Buechel Buechel - 1 year ago 59
R Question

R's Caret package confuses linear model (lm) and random forest

I am doing regression on language data where I want to predict a numeric emotion value for a sentence. My data is 120x531. I'm using a so-called bag-of-words approach so my data is relatively sparse.

I want to start with a simple linear regression model, so my code is essentially this:

ctrl = trainControl(method="cv", number=10)
model.valence.lm = train(data[,5:531], data[,2], model = "lm", trControl = ctrl)

However, caret seems to confuse linear models and random forests so I get the following output (see in particular the first line):

Random Forest

120 samples
527 predictors

No pre-processing
Resampling: Cross-Validated (10 fold)
Summary of sample sizes: 108, 108, 108, 108, 108, 108, ...
Resampling results across tuning parameters:

mtry RMSE Rsquared RMSE SD Rsquared SD
2 2.594079 0.2786009 0.1236510 0.1612251
32 2.459950 0.1920956 0.1886138 0.1484976
526 2.639718 0.1028518 0.2459268 0.1067835

RMSE was used to select the optimal model using the smallest value.
The final value used for the model was mtry = 32.

What makes this even more confusing for me is the fact, that I basically copied and pasted this code from a previous project (where this worked).
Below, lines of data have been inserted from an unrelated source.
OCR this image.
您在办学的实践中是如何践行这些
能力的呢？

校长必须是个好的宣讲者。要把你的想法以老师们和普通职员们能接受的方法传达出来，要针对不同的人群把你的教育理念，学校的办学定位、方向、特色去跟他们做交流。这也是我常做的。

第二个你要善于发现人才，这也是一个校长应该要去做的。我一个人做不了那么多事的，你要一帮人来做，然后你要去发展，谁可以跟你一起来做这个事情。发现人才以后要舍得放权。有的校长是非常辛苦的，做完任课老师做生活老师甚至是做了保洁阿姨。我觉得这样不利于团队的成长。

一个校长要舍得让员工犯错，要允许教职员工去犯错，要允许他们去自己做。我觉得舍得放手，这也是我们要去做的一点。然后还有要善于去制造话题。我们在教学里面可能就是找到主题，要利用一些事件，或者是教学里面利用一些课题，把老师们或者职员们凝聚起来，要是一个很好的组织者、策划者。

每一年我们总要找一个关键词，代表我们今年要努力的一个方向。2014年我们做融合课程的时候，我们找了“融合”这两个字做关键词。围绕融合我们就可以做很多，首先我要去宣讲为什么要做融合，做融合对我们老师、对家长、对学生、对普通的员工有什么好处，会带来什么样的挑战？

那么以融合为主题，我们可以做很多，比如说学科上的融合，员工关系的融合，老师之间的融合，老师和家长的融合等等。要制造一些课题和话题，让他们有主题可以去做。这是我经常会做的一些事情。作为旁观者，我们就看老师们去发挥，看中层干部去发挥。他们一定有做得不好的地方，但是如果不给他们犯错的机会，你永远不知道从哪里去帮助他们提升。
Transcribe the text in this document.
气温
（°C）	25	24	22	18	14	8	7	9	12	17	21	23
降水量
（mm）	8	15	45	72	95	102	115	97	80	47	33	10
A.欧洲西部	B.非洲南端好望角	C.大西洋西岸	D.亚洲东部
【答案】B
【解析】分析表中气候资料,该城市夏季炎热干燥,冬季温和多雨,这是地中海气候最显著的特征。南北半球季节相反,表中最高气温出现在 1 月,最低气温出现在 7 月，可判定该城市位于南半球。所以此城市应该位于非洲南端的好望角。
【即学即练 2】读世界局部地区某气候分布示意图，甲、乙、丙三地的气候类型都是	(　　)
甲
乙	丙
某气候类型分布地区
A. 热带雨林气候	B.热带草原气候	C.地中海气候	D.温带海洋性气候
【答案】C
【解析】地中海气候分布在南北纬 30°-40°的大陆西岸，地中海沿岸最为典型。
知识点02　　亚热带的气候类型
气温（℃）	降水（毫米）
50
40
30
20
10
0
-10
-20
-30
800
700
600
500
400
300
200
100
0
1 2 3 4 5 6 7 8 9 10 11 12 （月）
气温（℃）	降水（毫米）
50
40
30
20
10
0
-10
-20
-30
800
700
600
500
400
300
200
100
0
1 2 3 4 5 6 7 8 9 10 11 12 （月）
Does anyone has any idea on why this happens? I checked my data object, apparently the features I use are Integers (not numerics/floats). Might this be a possible explanation?

Answer Source

Random Forest or "rf" is the default argument for the method parameter. You have set the model parameter, which caret has accepted without complaint but ignored. Use method="lm".